I've just had a "100W" LED bulb fail, after about 10000 to 12000 hours of use.  Strictly speaking, it hasn't failed, but occasionally it will flicker very annoyingly, and I suspect it's only a matter of time before it fails, probably with me halfway down the stairs, so I'm preemptively replaced it.

It was a Tiwin 13W E27 super bright LED Bulb, which was supposedly popular in Germany, according to the Amazon webpage (I bought if from them, but they no longer seem to stock it).

I've replaced it with a Philips 100W warm LED bulb, bought from John Lewis for £7 compared to the £11 the other one cost me from Amazon.  It's also definitely brighter than the older lamp was, although that may simply be that the ratings are lower.

The Tiwin claimed between 1200 and 1400 lumens for a 13W actual, 100W equivalent, whereas Philips claim 1521 lumens for their 13W actual 100W equivalent.

I'm not complaining too much about a 10000+ hour lifetime, although they claimed 25000 hours average lifetime, and it's way below that.

The same Philips bulb appears to be £6 from Amazon, so prices are clearly still dropping.
Actually, it is rocket science.
 

Re: LED room lighting (again)
« Reply #245 on: November 30, 2017, 04:31:57 pm »
The Philips Hue bulbs are claimed to last about 18000 hours or 17 years at three hours per day. I hope so at £25 a pop for temperature adjustable and £12 a pop for plain dimmable ones. We will see.
I think you'll find it's a bit more complicated than that.

hellymedic

  • Just do it!
Re: LED room lighting (again)
« Reply #246 on: November 30, 2017, 04:32:50 pm »
Sainsbury's now stock the R63 7w (60w equivalent) E27 fitting, lamps that adorn my kitchen for £5.

Re: LED room lighting (again)
« Reply #247 on: November 30, 2017, 06:58:18 pm »
I must admit, I've got slightly more faith that lamps from large high street retailers, like Sainsburys and John Lewis, will prove to be more reliable, and possibly live up to some of the expectations.

On this occasion, I needed a particularly "bright" bulb, in the 100W(ish) category, and for some reason I had problems with other retailers being able to supply these.  Even Amazon stymied me, because all of the remotely convenient Amazon lockers were full, and I know a light bulb is not going to fit through my letterbox !
Actually, it is rocket science.
 

Re: LED room lighting (again)
« Reply #248 on: December 06, 2017, 09:40:42 pm »
We've just had one of the Philips LED lights fail. It's on an automatic light switch in the hall, so not all that many hours, but lots of starts.

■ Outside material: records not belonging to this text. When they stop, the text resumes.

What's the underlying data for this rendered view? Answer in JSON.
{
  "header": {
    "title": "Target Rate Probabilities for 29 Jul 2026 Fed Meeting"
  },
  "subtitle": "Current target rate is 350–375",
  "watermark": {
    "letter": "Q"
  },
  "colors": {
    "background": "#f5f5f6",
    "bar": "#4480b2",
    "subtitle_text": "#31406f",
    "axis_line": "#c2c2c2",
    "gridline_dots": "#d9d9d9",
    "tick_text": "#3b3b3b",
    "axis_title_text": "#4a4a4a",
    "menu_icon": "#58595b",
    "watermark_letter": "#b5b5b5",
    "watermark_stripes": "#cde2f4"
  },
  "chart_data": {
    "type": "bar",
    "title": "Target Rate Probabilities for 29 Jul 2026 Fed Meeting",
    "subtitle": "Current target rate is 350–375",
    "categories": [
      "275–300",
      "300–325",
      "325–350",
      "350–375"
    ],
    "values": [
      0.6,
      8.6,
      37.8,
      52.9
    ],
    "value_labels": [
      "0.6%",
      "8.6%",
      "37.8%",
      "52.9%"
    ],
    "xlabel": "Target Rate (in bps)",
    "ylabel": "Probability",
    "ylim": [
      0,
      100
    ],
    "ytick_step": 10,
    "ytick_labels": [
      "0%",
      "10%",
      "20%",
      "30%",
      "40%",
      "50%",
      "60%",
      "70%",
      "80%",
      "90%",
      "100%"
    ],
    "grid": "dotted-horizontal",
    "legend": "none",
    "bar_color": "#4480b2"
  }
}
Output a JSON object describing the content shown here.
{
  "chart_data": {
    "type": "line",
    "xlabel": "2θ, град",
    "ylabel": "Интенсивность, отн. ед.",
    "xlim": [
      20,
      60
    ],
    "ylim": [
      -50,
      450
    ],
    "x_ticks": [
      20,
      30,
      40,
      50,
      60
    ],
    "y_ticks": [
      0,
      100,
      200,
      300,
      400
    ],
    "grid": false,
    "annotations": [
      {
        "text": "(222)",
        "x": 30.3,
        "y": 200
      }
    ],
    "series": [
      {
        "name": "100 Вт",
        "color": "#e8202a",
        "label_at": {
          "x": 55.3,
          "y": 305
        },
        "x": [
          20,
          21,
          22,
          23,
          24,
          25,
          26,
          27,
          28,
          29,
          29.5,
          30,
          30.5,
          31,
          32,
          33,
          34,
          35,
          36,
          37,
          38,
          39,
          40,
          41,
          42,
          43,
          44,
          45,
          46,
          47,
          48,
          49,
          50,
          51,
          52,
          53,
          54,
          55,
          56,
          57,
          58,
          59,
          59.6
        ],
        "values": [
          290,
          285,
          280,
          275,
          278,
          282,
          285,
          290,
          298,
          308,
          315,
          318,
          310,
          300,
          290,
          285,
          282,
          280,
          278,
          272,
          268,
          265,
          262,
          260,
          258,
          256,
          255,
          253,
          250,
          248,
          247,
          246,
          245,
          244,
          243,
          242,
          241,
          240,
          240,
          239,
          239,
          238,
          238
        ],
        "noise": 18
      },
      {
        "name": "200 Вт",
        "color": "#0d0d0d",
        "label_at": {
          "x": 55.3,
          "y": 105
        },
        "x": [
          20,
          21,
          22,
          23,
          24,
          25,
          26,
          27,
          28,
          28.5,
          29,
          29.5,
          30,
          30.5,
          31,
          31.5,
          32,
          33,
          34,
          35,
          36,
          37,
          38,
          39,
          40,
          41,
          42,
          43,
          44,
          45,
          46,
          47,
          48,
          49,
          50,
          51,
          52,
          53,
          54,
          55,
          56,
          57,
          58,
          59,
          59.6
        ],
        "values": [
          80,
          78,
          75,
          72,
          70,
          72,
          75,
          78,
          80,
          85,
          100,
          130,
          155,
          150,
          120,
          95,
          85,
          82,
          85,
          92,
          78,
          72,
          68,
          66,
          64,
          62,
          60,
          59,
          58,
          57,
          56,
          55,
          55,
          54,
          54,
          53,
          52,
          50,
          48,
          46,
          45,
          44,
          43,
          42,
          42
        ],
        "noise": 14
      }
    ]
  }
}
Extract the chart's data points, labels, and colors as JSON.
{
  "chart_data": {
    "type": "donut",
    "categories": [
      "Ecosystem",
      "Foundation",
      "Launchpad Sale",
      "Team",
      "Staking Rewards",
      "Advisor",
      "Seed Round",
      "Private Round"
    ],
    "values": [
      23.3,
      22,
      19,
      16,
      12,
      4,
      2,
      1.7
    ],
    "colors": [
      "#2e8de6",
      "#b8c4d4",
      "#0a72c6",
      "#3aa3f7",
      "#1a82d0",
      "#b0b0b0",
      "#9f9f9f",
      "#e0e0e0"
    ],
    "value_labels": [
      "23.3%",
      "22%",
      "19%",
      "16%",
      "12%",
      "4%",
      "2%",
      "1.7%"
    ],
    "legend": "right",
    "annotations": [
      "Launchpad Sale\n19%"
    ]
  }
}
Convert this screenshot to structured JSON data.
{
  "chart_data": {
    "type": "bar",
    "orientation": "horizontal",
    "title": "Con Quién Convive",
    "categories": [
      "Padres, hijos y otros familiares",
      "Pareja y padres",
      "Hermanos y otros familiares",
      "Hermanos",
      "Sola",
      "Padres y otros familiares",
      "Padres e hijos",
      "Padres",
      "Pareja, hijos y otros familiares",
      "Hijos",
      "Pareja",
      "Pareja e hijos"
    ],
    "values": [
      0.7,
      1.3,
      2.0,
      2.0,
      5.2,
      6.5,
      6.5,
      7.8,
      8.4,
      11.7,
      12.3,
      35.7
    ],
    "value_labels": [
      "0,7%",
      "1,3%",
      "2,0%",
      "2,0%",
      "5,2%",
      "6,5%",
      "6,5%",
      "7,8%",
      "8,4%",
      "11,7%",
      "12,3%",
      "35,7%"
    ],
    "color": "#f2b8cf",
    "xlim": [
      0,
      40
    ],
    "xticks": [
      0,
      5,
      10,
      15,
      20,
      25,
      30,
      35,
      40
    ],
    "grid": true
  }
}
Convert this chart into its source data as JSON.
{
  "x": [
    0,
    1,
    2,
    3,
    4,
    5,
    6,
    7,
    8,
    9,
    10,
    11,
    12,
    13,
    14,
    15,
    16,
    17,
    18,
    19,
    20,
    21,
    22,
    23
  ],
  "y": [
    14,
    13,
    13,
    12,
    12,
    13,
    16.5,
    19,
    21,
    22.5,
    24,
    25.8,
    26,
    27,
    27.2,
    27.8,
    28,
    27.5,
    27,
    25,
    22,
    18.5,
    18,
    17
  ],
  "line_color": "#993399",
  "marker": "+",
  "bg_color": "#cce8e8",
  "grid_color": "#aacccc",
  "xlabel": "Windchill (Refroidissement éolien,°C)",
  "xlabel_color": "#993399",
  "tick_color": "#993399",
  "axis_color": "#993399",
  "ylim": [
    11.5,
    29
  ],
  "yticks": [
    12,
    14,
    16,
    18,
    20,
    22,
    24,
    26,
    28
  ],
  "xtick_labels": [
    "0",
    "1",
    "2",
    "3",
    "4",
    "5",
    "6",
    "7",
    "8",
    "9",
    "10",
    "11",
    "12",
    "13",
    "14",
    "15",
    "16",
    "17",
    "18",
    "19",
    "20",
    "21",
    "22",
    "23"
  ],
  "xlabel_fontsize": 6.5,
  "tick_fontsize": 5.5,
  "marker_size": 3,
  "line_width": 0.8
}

It looks something like this:-

I prised off the bulb bit at the top, which is just a diffuser and there's nothing inside it. Level with the top of the white bit is a flat aluminium disk, push fitted into an aluminium cone that is inside the white bit, to dissipate the heat. The LEDs are on an aluminium circuit board screwed flat down to the aluminium disk, and plugged into the electronics that are inside the white bit.

Two of the 8 LEDs1 had burned, one significantly, and one just has a small black dot. Neither conducts.

All 8 LEDs are in series. I've removed the burned ones and shorted out where they were, and it now works. If the electronics has been sensibly designed, and gives a constant current, I'll have bulb of 75% of the power, that should stay a bit cooler.

If the electronics hasn't been well designed, there will be a lot more current than intended flowing, and I would have expected it to fail instantly. I hope there isn't too big a risk of this:-
(click to show/hide)

P.S. I am not Big Clive.

1) Technically LED clusters, as each has two LEDs in series.
Quote from: Kim
Paging Diver300.  Diver300 to the GSM Trimphone, please...

Re: LED room lighting (again)
« Reply #249 on: December 08, 2017, 07:37:32 am »
Someone somewhere else pointed out that a well designed LED lightbulb built with quality components would last so long that basically the lightbulb manufacturers would be looking at a vastly shrinking market compared to what they had with incandescents or CFLs. Basically you replace all your bulbs with LEDs then don't buy any more for at least 25 years! Hence there is no driver for them to make them as well as they could.
Plus a lot of people want to buy them for £1 and then complain that they go pop in a year or less.
I think you'll find it's a bit more complicated than that.